Members have faced dramatic glass packaging price increases in 2022, ranging from 17% to over 20% from major suppliers, with some seeing increases as high as 35% for European-sourced glass. The increases are primarily driven by energy cost spikes rather than material scarcity.
**Negotiation and pushback strategies:** - **Request pricing logic** — Push back on increases and ask suppliers to provide detailed maths and justification behind the price rise figures. - **Secure stock with forward purchase orders** — If your supplier already has inventory pre-ordered or in stock in the UK, negotiate a purchase order for a chunk of glass at the old pricing before the increase date takes effect. This locks in pre-increase rates. - **Compare notes with peers** — Members are actively sharing specific increase percentages and supplier names (e.g. Allied Glass, Bruni) to understand whether offers are in line with market reality and to identify negotiating positions.

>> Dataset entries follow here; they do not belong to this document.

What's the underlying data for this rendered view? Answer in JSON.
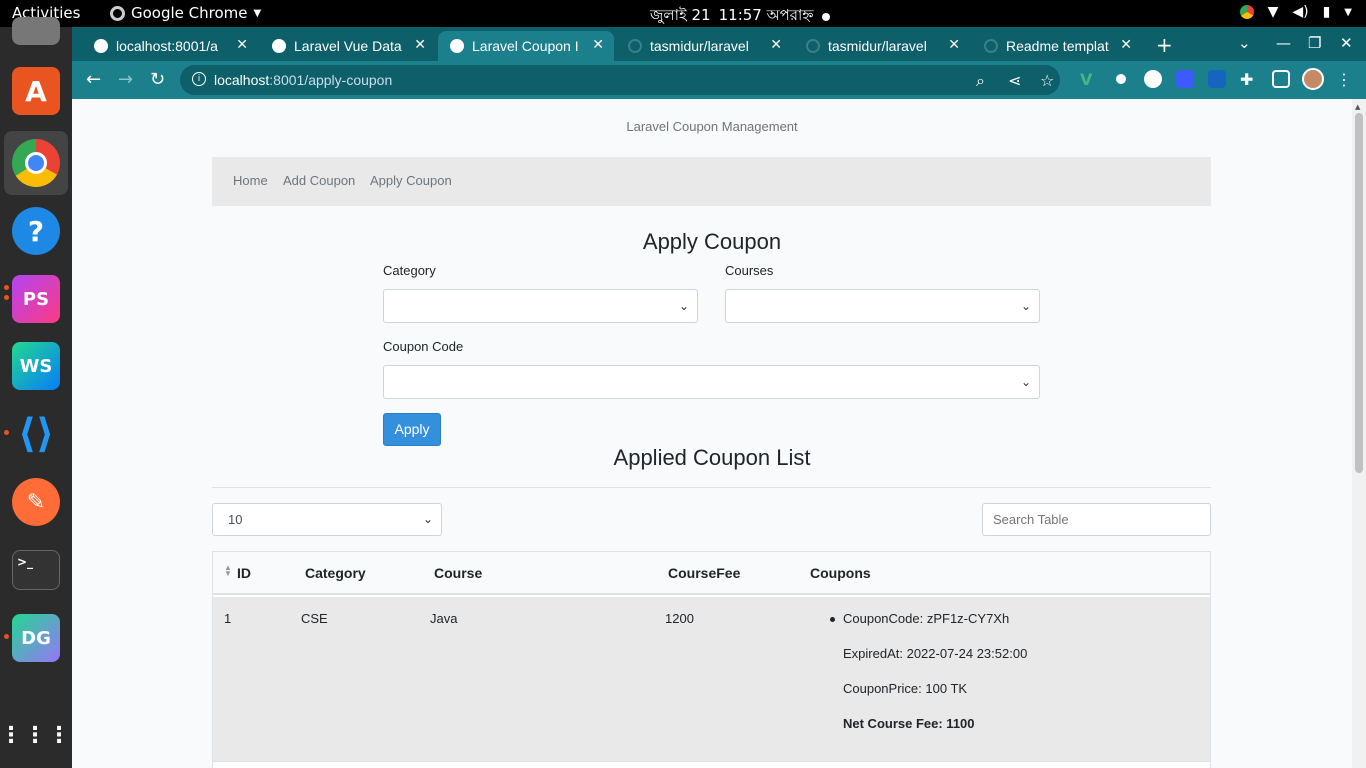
{
  "os": {
    "activities": "Activities",
    "app_name": "Google Chrome",
    "clock_date": "জুলাই 21",
    "clock_time": "11:57 অপরাহ্ন"
  },
  "browser": {
    "tabs": [
      {
        "title": "localhost:8001/a",
        "active": false
      },
      {
        "title": "Laravel Vue Data",
        "active": false
      },
      {
        "title": "Laravel Coupon I",
        "active": true
      },
      {
        "title": "tasmidur/laravel",
        "active": false
      },
      {
        "title": "tasmidur/laravel",
        "active": false
      },
      {
        "title": "Readme templat",
        "active": false
      }
    ],
    "url_host": "localhost",
    "url_path": ":8001/apply-coupon",
    "colors": {
      "tabstrip": "#0d5f6a",
      "toolbar": "#1b7f8c"
    }
  },
  "page": {
    "brand": "Laravel Coupon Management",
    "nav": [
      "Home",
      "Add Coupon",
      "Apply Coupon"
    ],
    "form": {
      "title": "Apply Coupon",
      "category_label": "Category",
      "courses_label": "Courses",
      "coupon_code_label": "Coupon Code",
      "apply_label": "Apply"
    },
    "list": {
      "title": "Applied Coupon List",
      "per_page": "10",
      "search_placeholder": "Search Table",
      "columns": [
        "ID",
        "Category",
        "Course",
        "CourseFee",
        "Coupons"
      ],
      "rows": [
        {
          "id": "1",
          "category": "CSE",
          "course": "Java",
          "course_fee": "1200",
          "coupon_code": "CouponCode: zPF1z-CY7Xh",
          "expired_at": "ExpiredAt: 2022-07-24 23:52:00",
          "coupon_price": "CouponPrice: 100 TK",
          "net_fee": "Net Course Fee: 1100"
        }
      ]
    },
    "colors": {
      "primary_button": "#3490dc",
      "nav_bg": "#e9e9e9"
    }
  }
}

**Key suppliers mentioned:** - **Allied Glass** — UK supplier; increases quoted at 19–20%+ - **Bruni** — German/European manufacturer; bespoke bottles carry long lead times (10 months+) and high setup costs (£25k+), limiting flexibility to switch
**Caveats:** Members noted that even UK manufacturers are passing through the same energy-driven increases, so the issue is sector-wide. If you're locked into a bespoke bottle with a supplier like Bruni, you have limited recourse to reject the increase without restarting an expensive, lengthy production process. Securing pre-ordered stock before price-change dates is the most concrete tactic identified so far.